Auckland's unique geography - being built between three harbours on a hilly volcanic field among them - hasn't stopped Auckland Council from getting ideas from abroad however.

"We're always studying other examples, but you've got to look at the New Zealand and Auckland context as well," said Mr Darby.

"We're a city that's pinched by three glorious harbours, so our development options are very different to other cities. But you do take those learnings from other cities - the first that comes to mind is a city like Copenhagen, or a city like Stockholm, where they haven't necessarily gone for absolute high-rise to accommodate people - they've gone medium-rise. They've gone quality and compact, and made sure the future homes are high-quality."

Copenhagen. Photo credit: Getty

Copenhagen is the capital of Denmark, its biggest, and just so happens to sit on the island of Zealand. The population of its wider urban area is roughly equivalent to Auckland. Apartment prices in the city have rocketed in the past five years, at the same time a construction boom has seen supply  rise. 

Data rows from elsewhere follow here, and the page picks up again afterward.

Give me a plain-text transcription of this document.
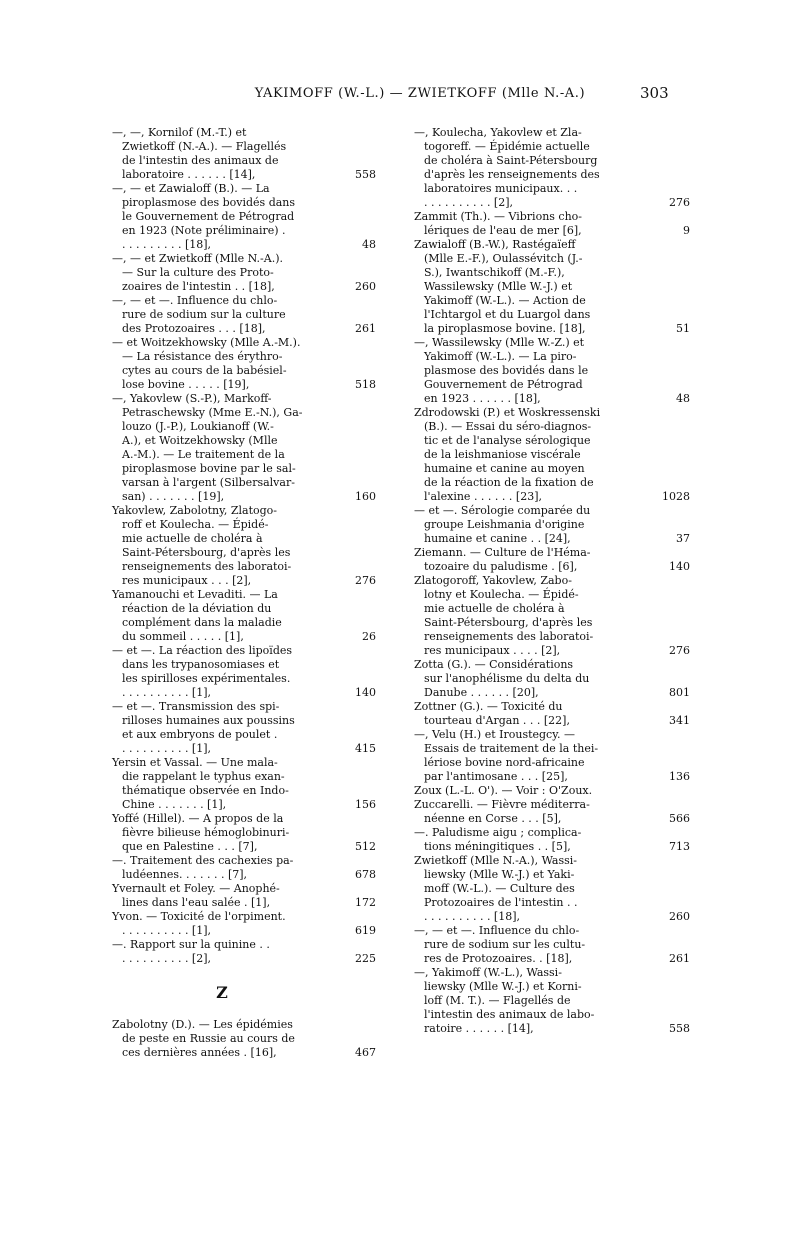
YAKIMOFF (W.-L.) — ZWIETKOFF (Mlle N.-A.)	303
—, —, Kornilof (M.-T.) et
Zwietkoff (N.-A.). — Flagellés
de l'intestin des animaux de
laboratoire . . . . . . [14],	558
—, — et Zawialoff (B.). — La
piroplasmose des bovidés dans
le Gouvernement de Pétrograd
en 1923 (Note préliminaire) .
. . . . . . . . . [18],	48
—, — et Zwietkoff (Mlle N.-A.).
— Sur la culture des Proto-
zoaires de l'intestin . . [18],	260
—, — et —. Influence du chlo-
rure de sodium sur la culture
des Protozoaires . . . [18],	261
— et Woitzekhowsky (Mlle A.-M.).
— La résistance des érythro-
cytes au cours de la babésiel-
lose bovine . . . . . [19],	518
—, Yakovlew (S.-P.), Markoff-
Petraschewsky (Mme E.-N.), Ga-
louzo (J.-P.), Loukianoff (W.-
A.), et Woitzekhowsky (Mlle
A.-M.). — Le traitement de la
piroplasmose bovine par le sal-
varsan à l'argent (Silbersalvar-
san) . . . . . . . [19],	160
Yakovlew, Zabolotny, Zlatogo-
roff et Koulecha. — Épidé-
mie actuelle de choléra à
Saint-Pétersbourg, d'après les
renseignements des laboratoi-
res municipaux . . . [2],	276
Yamanouchi et Levaditi. — La
réaction de la déviation du
complément dans la maladie
du sommeil . . . . . [1],	26
— et —. La réaction des lipoïdes
dans les trypanosomiases et
les spirilloses expérimentales.
. . . . . . . . . . [1],	140
— et —. Transmission des spi-
rilloses humaines aux poussins
et aux embryons de poulet .
. . . . . . . . . . [1],	415
Yersin et Vassal. — Une mala-
die rappelant le typhus exan-
thématique observée en Indo-
Chine . . . . . . . [1],	156
Yoffé (Hillel). — A propos de la
fièvre bilieuse hémoglobinuri-
que en Palestine . . . [7],	512
—. Traitement des cachexies pa-
ludéennes. . . . . . . [7],	678
Yvernault et Foley. — Anophé-
lines dans l'eau salée . [1],	172
Yvon. — Toxicité de l'orpiment.
. . . . . . . . . . [1],	619
—. Rapport sur la quinine . .
. . . . . . . . . . [2],	225
Z
Zabolotny (D.). — Les épidémies
de peste en Russie au cours de
ces dernières années . [16],	467
—, Koulecha, Yakovlew et Zla-
togoreff. — Épidémie actuelle
de choléra à Saint-Pétersbourg
d'après les renseignements des
laboratoires municipaux. . .
. . . . . . . . . . [2],	276
Zammit (Th.). — Vibrions cho-
lériques de l'eau de mer [6],	9
Zawialoff (B.-W.), Rastégaïeff
(Mlle E.-F.), Oulassévitch (J.-
S.), Iwantschikoff (M.-F.),
Wassilewsky (Mlle W.-J.) et
Yakimoff (W.-L.). — Action de
l'Ichtargol et du Luargol dans
la piroplasmose bovine. [18],	51
—, Wassilewsky (Mlle W.-Z.) et
Yakimoff (W.-L.). — La piro-
plasmose des bovidés dans le
Gouvernement de Pétrograd
en 1923 . . . . . . [18],	48
Zdrodowski (P.) et Woskressenski
(B.). — Essai du séro-diagnos-
tic et de l'analyse sérologique
de la leishmaniose viscérale
humaine et canine au moyen
de la réaction de la fixation de
l'alexine . . . . . . [23],	1028
— et —. Sérologie comparée du
groupe Leishmania d'origine
humaine et canine . . [24],	37
Ziemann. — Culture de l'Héma-
tozoaire du paludisme . [6],	140
Zlatogoroff, Yakovlew, Zabo-
lotny et Koulecha. — Épidé-
mie actuelle de choléra à
Saint-Pétersbourg, d'après les
renseignements des laboratoi-
res municipaux . . . . [2],	276
Zotta (G.). — Considérations
sur l'anophélisme du delta du
Danube . . . . . . [20],	801
Zottner (G.). — Toxicité du
tourteau d'Argan . . . [22],	341
—, Velu (H.) et Iroustegcy. —
Essais de traitement de la thei-
lériose bovine nord-africaine
par l'antimosane . . . [25],	136
Zoux (L.-L. O'). — Voir : O'Zoux.
Zuccarelli. — Fièvre méditerra-
néenne en Corse . . . [5],	566
—. Paludisme aigu ; complica-
tions méningitiques . . [5],	713
Zwietkoff (Mlle N.-A.), Wassi-
liewsky (Mlle W.-J.) et Yaki-
moff (W.-L.). — Culture des
Protozoaires de l'intestin . .
. . . . . . . . . . [18],	260
—, — et —. Influence du chlo-
rure de sodium sur les cultu-
res de Protozoaires. . [18],	261
—, Yakimoff (W.-L.), Wassi-
liewsky (Mlle W.-J.) et Korni-
loff (M. T.). — Flagellés de
l'intestin des animaux de labo-
ratoire . . . . . . [14],	558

Stockholm. Photo credit: Getty

Stockholm, the capital of Sweden, is a little bigger, and has recently reportedly battled with its own housing crisis

"There are others we need to take learnings from and say, 'That is not the direction that we want to be heading,'" Mr Darby said, without elaborating. 

"We've had a history in Auckland, and the early-2000s, of building apartments and medium- and high-rise developments that are not of the quality that we can expect Aucklanders to be living in. We've come down on that hard."

In the past five years, Auckland has fallen 34,000 houses behind what's needed to keep up with population growth, reported in November. The council and central Government - under both National and Labour - have been working on changes to how the city approves new construction, with an emphasis on medium- and high-density living seen as the answer.

"We cannot afford to just keep sprawling out," said Mr Darby.

"The quarter-acre pavlova paradise has been a New Zealand dream, but we are seeing trends in Auckland where people are actually wanting to live in apartments. We are seeing massive demand - people want other living choices."